Growth of the Internet of Things has led to an increasing number of devices connected to the Internet, as well as an increasing number of incidents involving hackers taking over in-home devices. Cases of hacking into baby monitors and Wi-Fi cameras have left consumers with doubts about the safety and overall desirability of connected home devices. New laws drafted by UK ministers are intended to be guidelines for all types of connected device makers, including smartphone makers.
The laws seek to tackle two key vulnerabilities: the use of universal default passwords such as “Admin” or “Password,” and the practice by smartphone makers of ending security updates after only two years – especially as research shows that one third of consumers keep their phones an average of four years or more.
Consumers are, in fact, warming up to the idea of owning smart home products, as adoption for many smart home products continues to grow at a double-digit pace.
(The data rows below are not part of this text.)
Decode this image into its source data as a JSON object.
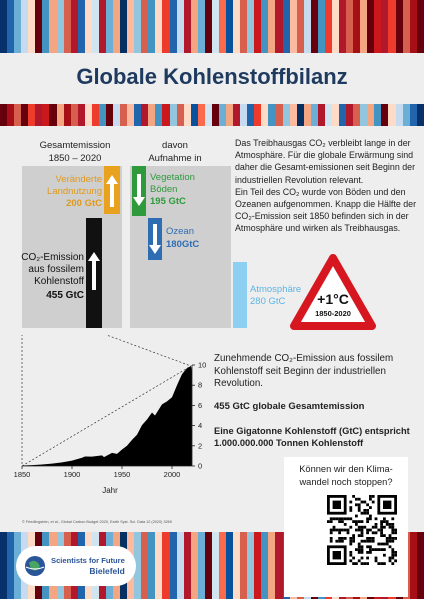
{
  "stripe_colors": [
    "#08306b",
    "#2166ac",
    "#6baed6",
    "#c6dbef",
    "#fddbc7",
    "#67000d",
    "#4393c3",
    "#f4a582",
    "#92c5de",
    "#d6604d",
    "#b2182b",
    "#2166ac",
    "#fddbc7",
    "#d1e5f0",
    "#b2182b",
    "#6baed6",
    "#f4a582",
    "#053061",
    "#fcbba1",
    "#92c5de",
    "#d6604d",
    "#4393c3",
    "#fddbc7",
    "#ef3b2c",
    "#2166ac",
    "#c6dbef",
    "#b2182b",
    "#f4a582",
    "#6baed6",
    "#67000d",
    "#d1e5f0",
    "#fb6a4a",
    "#08519c",
    "#fddbc7",
    "#d6604d",
    "#92c5de",
    "#cb181d",
    "#4393c3",
    "#f4a582",
    "#b2182b",
    "#2166ac",
    "#fcbba1",
    "#d6604d",
    "#c6dbef",
    "#67000d",
    "#4393c3",
    "#ef3b2c",
    "#fddbc7",
    "#b2182b",
    "#d6604d",
    "#a50f15",
    "#f4a582",
    "#67000d",
    "#cb181d",
    "#b2182b",
    "#ef3b2c",
    "#67000d",
    "#d6604d",
    "#a50f15",
    "#67000d"
  ],
  "title": "Globale Kohlenstoffbilanz",
  "headers": {
    "left": "Gesamtemission\n1850 – 2020",
    "right": "davon\nAufnahme in"
  },
  "budget": {
    "land_use": {
      "label": "Veränderte\nLandnutzung",
      "value": "200 GtC",
      "amount": 200,
      "color": "#e8a21d"
    },
    "fossil": {
      "label": "CO₂-Emission\naus fossilem\nKohlenstoff",
      "value": "455 GtC",
      "amount": 455,
      "color": "#111111"
    },
    "vegetation": {
      "label": "Vegetation\nBöden",
      "value": "195 GtC",
      "amount": 195,
      "color": "#2e9a3c"
    },
    "ocean": {
      "label": "Ozean",
      "value": "180GtC",
      "amount": 180,
      "color": "#2f6db3"
    },
    "atmosphere": {
      "label": "Atmosphäre",
      "value": "280 GtC",
      "amount": 280,
      "color": "#8dcff0"
    }
  },
  "explanation": [
    "Das Treibhausgas CO₂ verbleibt lange in der Atmosphäre. Für die globale Erwärmung sind daher die Gesamt-emissionen seit Beginn der industriellen Revolution relevant.",
    "Ein Teil des CO₂ wurde von Böden und den Ozeanen aufgenommen. Knapp die Hälfte der CO₂-Emission seit 1850 befinden sich in der Atmosphäre und wirken als Treibhausgas."
  ],
  "warning_sign": {
    "value": "+1°C",
    "period": "1850-2020"
  },
  "info": {
    "line1": "Zunehmende CO₂-Emission aus fossilem Kohlenstoff seit Beginn der industriellen Revolution.",
    "line2": "455 GtC globale Gesamtemission",
    "line3": "Eine Gigatonne Kohlenstoff (GtC) entspricht 1.000.000.000 Tonnen Kohlenstoff"
  },
  "qr": {
    "question": "Können wir den Klima-wandel noch stoppen?"
  },
  "citation": "© Friedlingstein, et al., Global Carbon Budget 2020, Earth Syst. Sci. Data 12 (2020) 3269",
  "logo": {
    "line1": "Scientists for Future",
    "line2": "Bielefeld"
  },
  "chart_data": {
    "type": "area",
    "xlabel": "Jahr",
    "ylabel": "",
    "xlim": [
      1850,
      2020
    ],
    "ylim": [
      0,
      10
    ],
    "x_ticks": [
      1850,
      1900,
      1950,
      2000
    ],
    "y_ticks": [
      0,
      2,
      4,
      6,
      8,
      10
    ],
    "x": [
      1850,
      1860,
      1870,
      1880,
      1890,
      1900,
      1910,
      1913,
      1920,
      1930,
      1932,
      1940,
      1945,
      1950,
      1955,
      1960,
      1965,
      1970,
      1975,
      1980,
      1983,
      1990,
      1995,
      2000,
      2005,
      2010,
      2015,
      2019,
      2020
    ],
    "values": [
      0.05,
      0.09,
      0.15,
      0.24,
      0.36,
      0.53,
      0.82,
      0.94,
      0.93,
      1.05,
      0.88,
      1.3,
      1.2,
      1.63,
      2.0,
      2.58,
      3.1,
      4.05,
      4.6,
      5.3,
      5.0,
      6.1,
      6.4,
      6.8,
      8.0,
      9.1,
      9.7,
      9.9,
      9.4
    ]
  }
}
Many, however, continue to have concerns about data privacy and security. Interpret’s Smart Home Matrix™ indicates that nearly 50% of smart home product owners are highly concerned about data privacy. Data privacy must be a high priority for smart home and IoT product makers, and the initiatives from the UK ministers will undoubtedly provide guidance for many countries seeking to find the right balance of legislation for smart home products.
“European countries have, thus far, taken a global leadership position in developing data privacy standards for citizens,” commented Stuart Sikes, Senior Vice President at Interpret. “Other countries around the globe have, albeit slowly, followed many of the initiatives taken by Europeans. It’s likely that American lawmakers will follow suit, and smart device manufacturers need to be prepared.”